1. Field of the Disclosure
The disclosure relates to an array substrate for a display device, and more particularly, to an array substrate for a display device including a thin film transistor and a method of manufacturing the same.
2. Discussion of the Related Art
With rapid development of information technologies, various display devices for displaying images have been requested. Flat panel display (FPD) devices such as a liquid crystal display (LCD) device, a plasma display panel (PDP) device and an organic light emitting diode (OLED) device have been suggested.
Among the FPD devices, the LCD device has been widely used for its superiorities of small size, light-weight, thin profile and low power consumption.
An active matrix type display device, which includes pixels arranged in a matrix form and switching elements for controlling on/off the respective pixels, have been widely used. The active matrix type display device includes an array substrate, on which gate lines, data lines, switching elements and pixel electrodes are formed. The array substrate will be described hereinafter with reference to accompanying drawings.
FIG. 1 is a plane view of illustrating an array substrate for a display device according to the related art.
In FIG. 1, a gate line 22 and a data line 52 cross each other to define a pixel region P. A thin film transistor T is connected to the gate line 22 and the data line 52.
The thin film transistor T includes a gate electrode 24, an active layer 42, a source electrode 54 and a drain electrode 56. The gate electrode 24 is connected to the gate line 22, the source electrode 54 is connected to the data line 52, and the drain electrode 56 is spaced apart from the source electrode 54. The active layer 52 is exposed between the source electrode 54 and the drain electrode 56, and the exposed portion of the active layer 52 becomes a channel of the thin film transistor T.
A pixel electrode 72 is formed in the pixel region P and is connected to the drain electrode 56 of the thin film transistor T through a drain contact hole 62.
A cross-sectional structure of an array substrate for a display device according to the related art will be described with reference to FIG. 2.
FIG. 2 is a cross-sectional view of illustrating an array substrate for a display device according to the related art and corresponds to a cross-section taken along the line II-II of FIG. 1.
In FIG. 2, a gate line 22 and a gate electrode 24 connected to the gate line 22 are formed on a substrate 10, and a gate insulating layer 30 is formed on the gate line 22 and the gate electrode 24.
An active layer 42 of intrinsic silicon is formed on the gate insulating layer 30 over the gate electrode 24, and ohmic contact layers 44 of impurity-doped silicon are formed on the active layer 42.
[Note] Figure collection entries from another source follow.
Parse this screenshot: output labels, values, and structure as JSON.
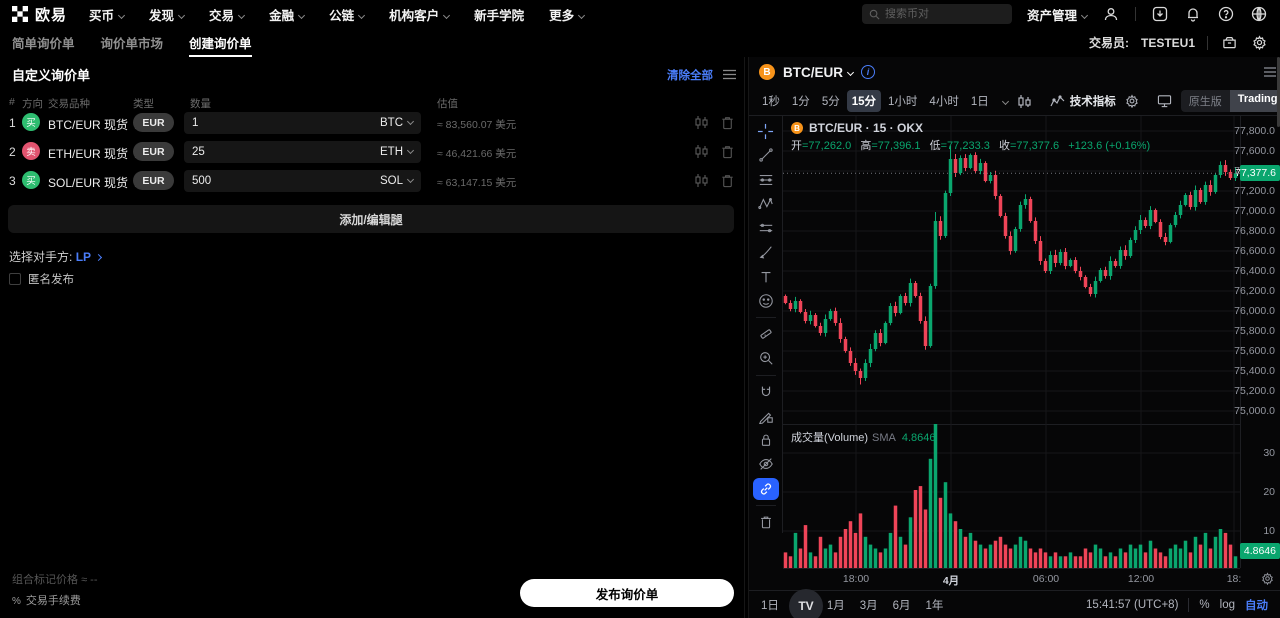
{
  "topnav": {
    "brand": "欧易",
    "menu": [
      {
        "label": "买币",
        "caret": true
      },
      {
        "label": "发现",
        "caret": true
      },
      {
        "label": "交易",
        "caret": true
      },
      {
        "label": "金融",
        "caret": true
      },
      {
        "label": "公链",
        "caret": true
      },
      {
        "label": "机构客户",
        "caret": true
      },
      {
        "label": "新手学院",
        "caret": false
      },
      {
        "label": "更多",
        "caret": true
      }
    ],
    "search_placeholder": "搜索币对",
    "assets_label": "资产管理"
  },
  "subnav": {
    "tabs": [
      "简单询价单",
      "询价单市场",
      "创建询价单"
    ],
    "active_index": 2,
    "trader_label": "交易员:",
    "trader_value": "TESTEU1"
  },
  "rfq": {
    "title": "自定义询价单",
    "clear_all": "清除全部",
    "columns": [
      "#",
      "方向",
      "交易品种",
      "类型",
      "数量",
      "估值"
    ],
    "rows": [
      {
        "index": "1",
        "side": "buy",
        "side_label": "买",
        "pair": "BTC/EUR",
        "market": "现货",
        "currency": "EUR",
        "qty": "1",
        "unit": "BTC",
        "value": "≈ 83,560.07 美元"
      },
      {
        "index": "2",
        "side": "sell",
        "side_label": "卖",
        "pair": "ETH/EUR",
        "market": "现货",
        "currency": "EUR",
        "qty": "25",
        "unit": "ETH",
        "value": "≈ 46,421.66 美元"
      },
      {
        "index": "3",
        "side": "buy",
        "side_label": "买",
        "pair": "SOL/EUR",
        "market": "现货",
        "currency": "EUR",
        "qty": "500",
        "unit": "SOL",
        "value": "≈ 63,147.15 美元"
      }
    ],
    "add_leg": "添加/编辑腿",
    "counterparty_label": "选择对手方:",
    "counterparty_value": "LP",
    "anonymous_label": "匿名发布",
    "mark_price_label": "组合标记价格",
    "mark_price_value": "≈ --",
    "fee_pct": "%",
    "fee_label": "交易手续费",
    "submit_label": "发布询价单"
  },
  "chart": {
    "symbol": "BTC/EUR",
    "coin_letter": "B",
    "info_glyph": "i",
    "timeframes": [
      "1秒",
      "1分",
      "5分",
      "15分",
      "1小时",
      "4小时",
      "1日"
    ],
    "active_timeframe_index": 3,
    "indicators_label": "技术指标",
    "native_label": "原生版",
    "tv_label": "TradingView",
    "legend": {
      "title": "BTC/EUR · 15 · OKX",
      "o_label": "开",
      "o_val": "=77,262.0",
      "h_label": "高",
      "h_val": "=77,396.1",
      "l_label": "低",
      "l_val": "=77,233.3",
      "c_label": "收",
      "c_val": "=77,377.6",
      "change": "+123.6 (+0.16%)"
    },
    "volume_label": "成交量(Volume)",
    "sma_label": "SMA",
    "sma_value": "4.8646",
    "last_price_tag": "77,377.6",
    "volume_tag": "4.8646",
    "watermark": "TV",
    "range_tabs": [
      "1日",
      "5日",
      "1月",
      "3月",
      "6月",
      "1年"
    ],
    "clock": "15:41:57 (UTC+8)",
    "percent_label": "%",
    "log_label": "log",
    "auto_label": "自动"
  },
  "chart_data": {
    "type": "candlestick+volume",
    "symbol": "BTC/EUR",
    "interval": "15分",
    "exchange": "OKX",
    "ohlc_legend": {
      "open": 77262.0,
      "high": 77396.1,
      "low": 77233.3,
      "close": 77377.6,
      "change_abs": 123.6,
      "change_pct": 0.16
    },
    "last_price": 77377.6,
    "volume_sma": 4.8646,
    "price_axis_ticks": [
      "77,800.0",
      "77,600.0",
      "77,400.0",
      "77,200.0",
      "77,000.0",
      "76,800.0",
      "76,600.0",
      "76,400.0",
      "76,200.0",
      "76,000.0",
      "75,800.0",
      "75,600.0",
      "75,400.0",
      "75,200.0",
      "75,000.0"
    ],
    "volume_axis_ticks": [
      "30",
      "20",
      "10"
    ],
    "time_ticks": [
      {
        "label": "18:00",
        "major": false
      },
      {
        "label": "4月",
        "major": true
      },
      {
        "label": "06:00",
        "major": false
      },
      {
        "label": "12:00",
        "major": false
      },
      {
        "label": "18:",
        "major": false
      }
    ],
    "first_open": 76150,
    "closes": [
      76080,
      76020,
      76100,
      75990,
      75900,
      75960,
      75850,
      75780,
      75920,
      76000,
      75880,
      75720,
      75600,
      75480,
      75400,
      75330,
      75480,
      75620,
      75780,
      75680,
      75880,
      76050,
      75980,
      76150,
      76080,
      76280,
      76150,
      75900,
      75650,
      76250,
      76900,
      76750,
      77180,
      77520,
      77380,
      77530,
      77430,
      77560,
      77400,
      77480,
      77300,
      77360,
      77150,
      76950,
      76750,
      76600,
      76820,
      77060,
      77120,
      76900,
      76700,
      76500,
      76400,
      76560,
      76480,
      76590,
      76450,
      76510,
      76400,
      76340,
      76240,
      76170,
      76300,
      76410,
      76350,
      76500,
      76450,
      76610,
      76550,
      76710,
      76810,
      76910,
      76850,
      77010,
      76890,
      76740,
      76690,
      76860,
      76960,
      77060,
      77160,
      77040,
      77210,
      77090,
      77260,
      77190,
      77360,
      77460,
      77390,
      77330,
      77377.6
    ],
    "volumes": [
      4,
      3,
      9,
      5,
      11,
      4,
      3,
      8,
      5,
      6,
      4,
      8,
      10,
      12,
      9,
      14,
      8,
      6,
      5,
      4,
      5,
      9,
      16,
      8,
      6,
      13,
      20,
      21,
      15,
      28,
      37,
      18,
      22,
      14,
      12,
      10,
      8,
      9,
      7,
      6,
      5,
      6,
      7,
      8,
      6,
      5,
      6,
      8,
      7,
      5,
      4,
      5,
      4,
      3,
      4,
      3,
      3,
      4,
      3,
      3,
      5,
      4,
      6,
      5,
      3,
      4,
      3,
      5,
      4,
      6,
      5,
      6,
      4,
      7,
      5,
      4,
      3,
      5,
      6,
      5,
      7,
      4,
      8,
      6,
      9,
      5,
      8,
      10,
      9,
      6,
      3
    ],
    "up_color": "#0aa66e",
    "down_color": "#ef4458",
    "grid_color": "#161619"
  }
}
A data line 52, a source electrode 54 and a drain electrode 56 are formed on the ohmic contact layer 44. A passivation layer 60 is formed on the data line 52, the source electrode 54 and the drain electrode 56. The passivation layer 60 includes a drain contact hole 62 exposing the drain electrode 56.
A pixel electrode 72 is formed on the passivation layer 60 and is connected to the drain electrode 56 through the drain contact hole 62.
Recently, as the display devices have been requested to have large sizes and high definitions, lengths of signal lines such as the gate line 22 and the data line 52 become longer. Thus, resistances of the signal lines increases, and signal delays are caused. In addition, since driving speeds are heightened, loads applied to the signal lines are raised. To solve these problems, various attempts have been made.
For example, the resistance of the signal line can be decreased by widening a width of the signal line. In this case, since an area of the pixel region is decreased, an aperture ratio is reduced and brightness is lowered. Here, the brightness may be raised by increasing an amount of provided light. However, power consumption is lifted, and light efficiency is lowered.
Alternatively, the resistance of the signal line may be decreased by thickening a thickness of the signal line. However, the signal line is formed by depositing a metallic material to form a metallic layer and selectively patterning the metallic layer. Thus, to thicken the thickness of the signal line, the metallic layer should be thickened, and an amount of the metallic material for deposition is increased. Moreover, an amount of an etchant for patterning the metallic layer is increased. Accordingly, the manufacturing costs of the array substrate are raised.
Meanwhile, certain metallic materials have poor properties in contact with the substrate, and when it is formed to be thick, it may be cracked or peeled off from the substrate. Therefore, there is a limitation on increasing the thickness of the signal line.